Wingstop shares jump after topping Q3 estimates on ‘underlying momentum’

© Reuters. Wingstop (WING) shares jump after topping Q3 estimates on ‘underlying momentum’

Wingstop (NASDAQ:) shares popped more than 4% ahead of the open on Wednesday after earnings for its third quarter topped consensus expectations.

The fast food company beat earnings and revenue estimates by a solid margin, with its Q3 EPS of $0.69 being $0.17 better than the analysts’ estimate of $0.52. Revenue for the quarter came in at $117.1 million, up 26.4% YoY and well above the consensus estimate of $109.27 million.

Net earnings rose by 53.3% compared to the previous year, while system-wide sales rose 26.5% to $885.0 million. Domestic same-store sales grew by 15.3%, while the company’s digital sales jumped 66.9%.

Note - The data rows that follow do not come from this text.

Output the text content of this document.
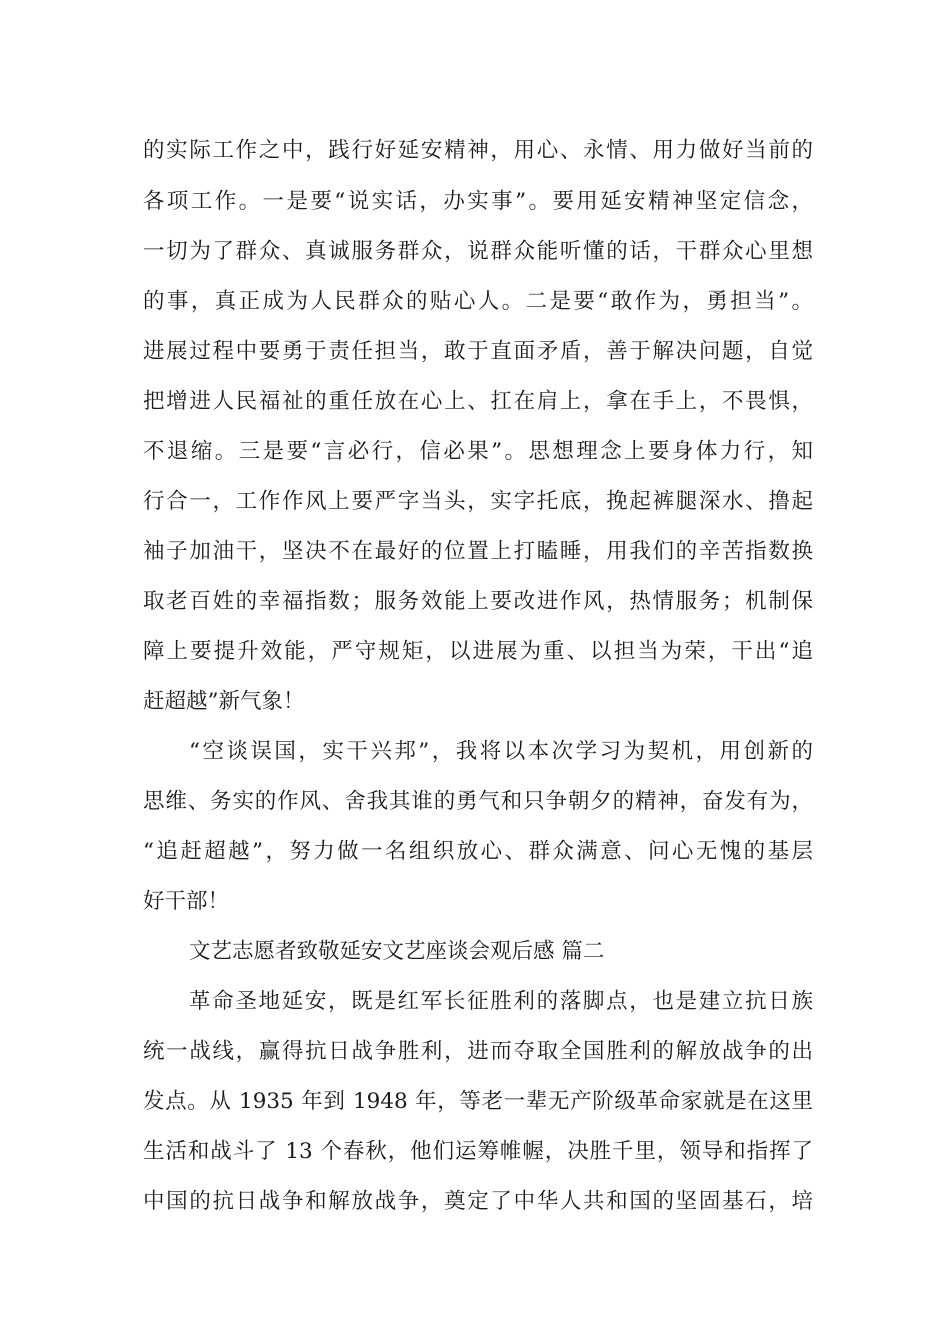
的实际工作之中，践行好延安精神，用心、永情、用力做好当前的
各项工作。一是要“说实话，办实事”。要用延安精神坚定信念，
一切为了群众、真诚服务群众，说群众能听懂的话，干群众心里想
的事，真正成为人民群众的贴心人。二是要“敢作为，勇担当”。
进展过程中要勇于责任担当，敢于直面矛盾，善于解决问题，自觉
把增进人民福祉的重任放在心上、扛在肩上，拿在手上，不畏惧，
不退缩。三是要“言必行，信必果”。思想理念上要身体力行，知
行合一，工作作风上要严字当头，实字托底，挽起裤腿深水、撸起
袖子加油干，坚决不在最好的位置上打瞌睡，用我们的辛苦指数换
取老百姓的幸福指数；服务效能上要改进作风，热情服务；机制保
障上要提升效能，严守规矩，以进展为重、以担当为荣，干出“追
赶超越”新气象！
“空谈误国，实干兴邦”，我将以本次学习为契机，用创新的
思维、务实的作风、舍我其谁的勇气和只争朝夕的精神，奋发有为，
“追赶超越”，努力做一名组织放心、群众满意、问心无愧的基层
好干部！
文艺志愿者致敬延安文艺座谈会观后感 篇二
革命圣地延安，既是红军长征胜利的落脚点，也是建立抗日族
统一战线，赢得抗日战争胜利，进而夺取全国胜利的解放战争的出
发点。从 1935 年到 1948 年，等老一辈无产阶级革命家就是在这里
生活和战斗了 13 个春秋，他们运筹帷幄，决胜千里，领导和指挥了
中国的抗日战争和解放战争，奠定了中华人共和国的坚固基石，培
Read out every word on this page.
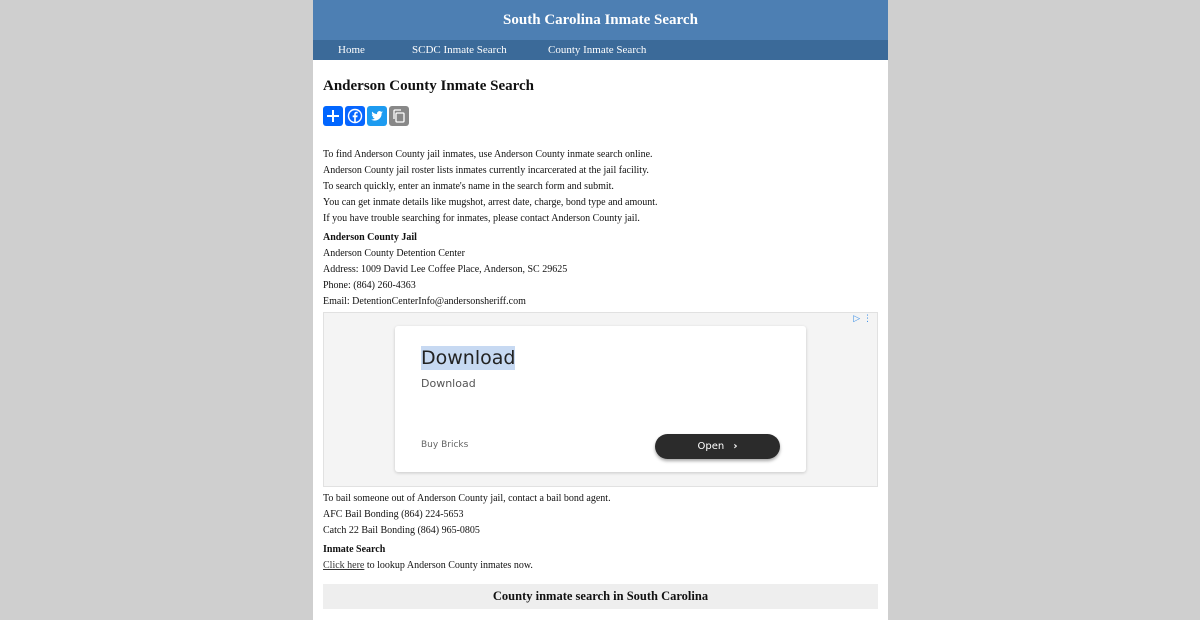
South Carolina Inmate Search
Home	SCDC Inmate Search	County Inmate Search
Anderson County Inmate Search
To find Anderson County jail inmates, use Anderson County inmate search online.
Anderson County jail roster lists inmates currently incarcerated at the jail facility.
To search quickly, enter an inmate's name in the search form and submit.
You can get inmate details like mugshot, arrest date, charge, bond type and amount.
If you have trouble searching for inmates, please contact Anderson County jail.
Anderson County Jail
Anderson County Detention Center
Address: 1009 David Lee Coffee Place, Anderson, SC 29625
Phone: (864) 260-4363
Email: DetentionCenterInfo@andersonsheriff.com
▷ ⋮
Download
Download
Buy Bricks	Open ›
To bail someone out of Anderson County jail, contact a bail bond agent.
AFC Bail Bonding (864) 224-5653
Catch 22 Bail Bonding (864) 965-0805
Inmate Search
Click here to lookup Anderson County inmates now.
County inmate search in South Carolina
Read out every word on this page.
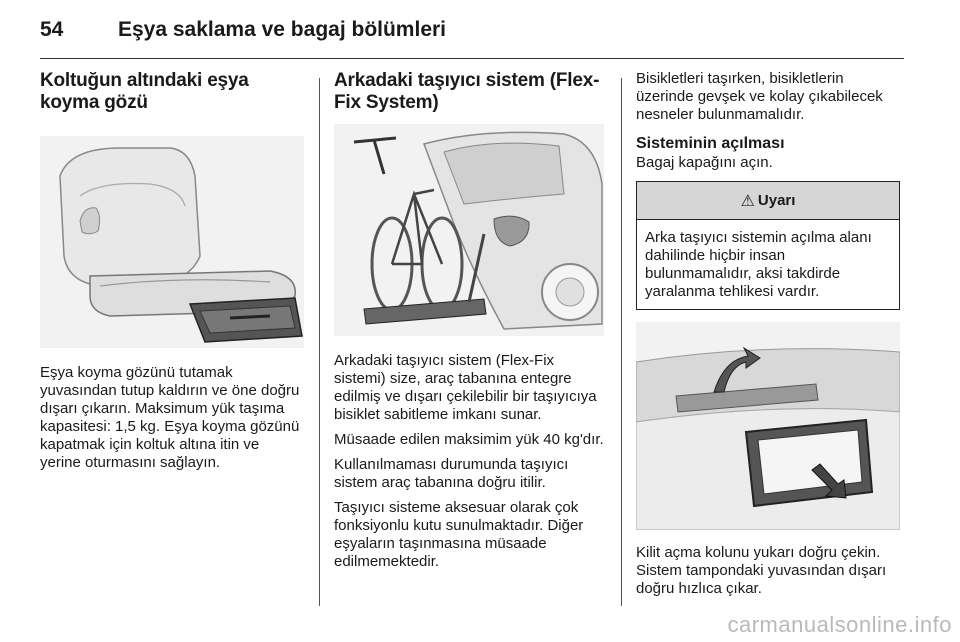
54	Eşya saklama ve bagaj bölümleri
Koltuğun altındaki eşya koyma gözü

Eşya koyma gözünü tutamak yuvasından tutup kaldırın ve öne doğru dışarı çıkarın. Maksimum yük taşıma kapasitesi: 1,5 kg. Eşya koyma gözünü kapatmak için koltuk altına itin ve yerine oturmasını sağlayın.

Arkadaki taşıyıcı sistem (Flex-Fix System)

Arkadaki taşıyıcı sistem (Flex-Fix sistemi) size, araç tabanına entegre edilmiş ve dışarı çekilebilir bir taşıyıcıya bisiklet sabitleme imkanı sunar.

Müsaade edilen maksimim yük 40 kg'dır.

Kullanılmaması durumunda taşıyıcı sistem araç tabanına doğru itilir.

Taşıyıcı sisteme aksesuar olarak çok fonksiyonlu kutu sunulmaktadır. Diğer eşyaların taşınmasına müsaade edilmemektedir.

Bisikletleri taşırken, bisikletlerin üzerinde gevşek ve kolay çıkabilecek nesneler bulunmamalıdır.

Sisteminin açılması

Bagaj kapağını açın.

⚠ Uyarı
Arka taşıyıcı sistemin açılma alanı dahilinde hiçbir insan bulunmamalıdır, aksi takdirde yaralanma tehlikesi vardır.

Kilit açma kolunu yukarı doğru çekin. Sistem tampondaki yuvasından dışarı doğru hızlıca çıkar.

carmanualsonline.info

“Our third quarter results showcase the multi-year strategies we are executing against, delivering 15.3% domestic same-store sales growth in the quarter, primarily driven by transaction growth,” said Michael Skipworth, WING’s President and CEO. “We are measuring record levels in brand health metrics, demonstrating the underlying momentum at Wingstop, and putting us on a path to deliver our 20th consecutive year of domestic same-store sales growth,” said

Looking forward, WING now sees full-year 2023, approximately 16% in domestic same-store sales growth, above the previous guidance range of 10% to 12%. The company still expects to open 240 to 250 global net new units during the full year.

WING approved a quarterly dividend of $0.22 per share, resulting in a total dividend of approximately $6.5 million.